Jerry (not his real name) a giraffe confined within a zoo in the UK said that he has every sympathy with what humans had gone through since March.
“They have been so brave,” he told us this morning.
“It’s just not natural for them to be locked inside their homes, denying them access to their natural environment, such as pubs and kebab shops. I couldn’t cope with that myself.
“I appreciate that their keepers have been trying to just do what is best for them, but lots of them have died anyway, whilst many others have been separated from their families against their will.”
Penelope, a penguin in an unnamed zoo in Scotland, agreed with the sentiment of her peer.

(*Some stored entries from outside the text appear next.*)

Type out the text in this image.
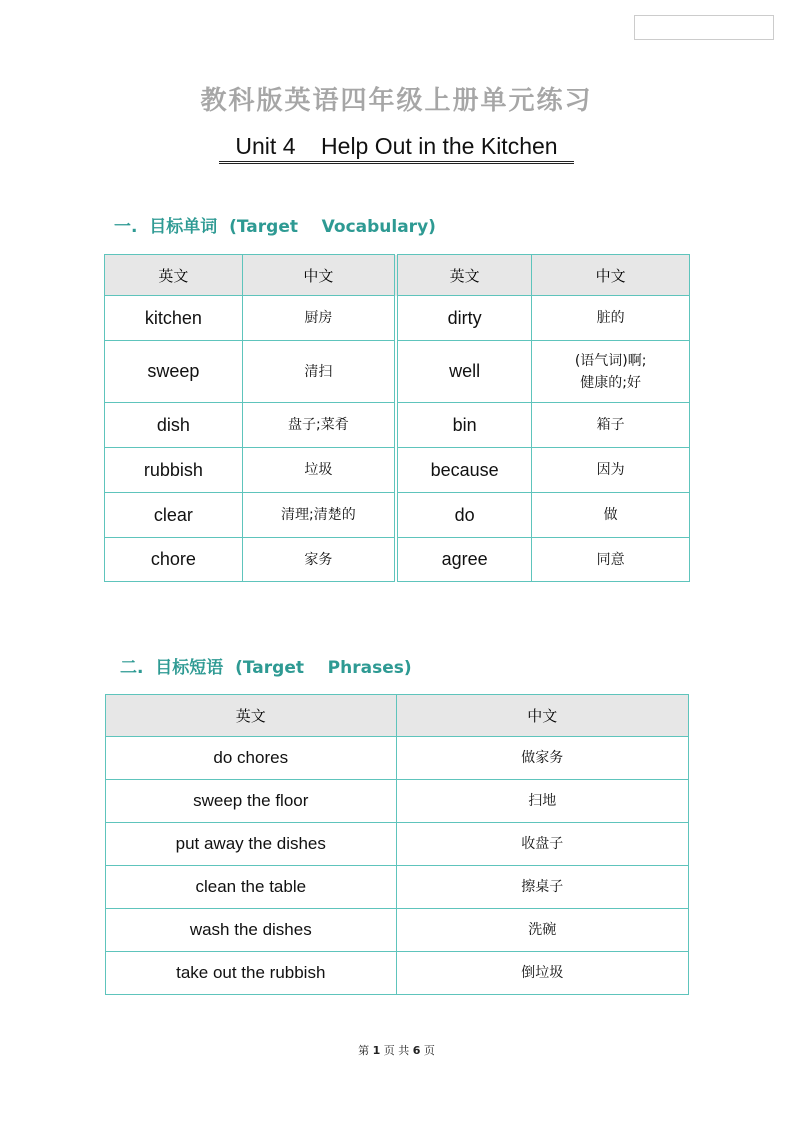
教科版英语四年级上册单元练习
Unit 4    Help Out in the Kitchen
一.  目标单词  (Target    Vocabulary)
英文	中文	英文	中文
kitchen	厨房	dirty	脏的
sweep	清扫	well	(语气词)啊;
健康的;好
dish	盘子;菜肴	bin	箱子
rubbish	垃圾	because	因为
clear	清理;清楚的	do	做
chore	家务	agree	同意
二.  目标短语  (Target    Phrases)
英文	中文
do chores	做家务
sweep the floor	扫地
put away the dishes	收盘子
clean the table	擦桌子
wash the dishes	洗碗
take out the rubbish	倒垃圾
第 1 页 共 6 页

“I don’t know how they’ve got through it,” she said, “It’s been alright for us penguins, lying here on plastic rocks in 25-degree heat, eating fish out of a bucket, because that’s what penguins do in real life. I think anyway, I’m third generation.”
Even the monkeys have missed their simian counterparts, with many simply sitting in their oversized tyres reading P.G. Wodehouse.
“It’s been a chore,” admitted Cuthbert, a 22-year-old chimpanzee who has read the whole Jeeves and Wooster series since the beginning of April.
“I’m just passing the time to be honest, one will be over the moon when the humans return and we can start exchanging excrement and urinating on their infants again.”
It is understood that the animals will be allowed out of lockdown as soon as they are dead.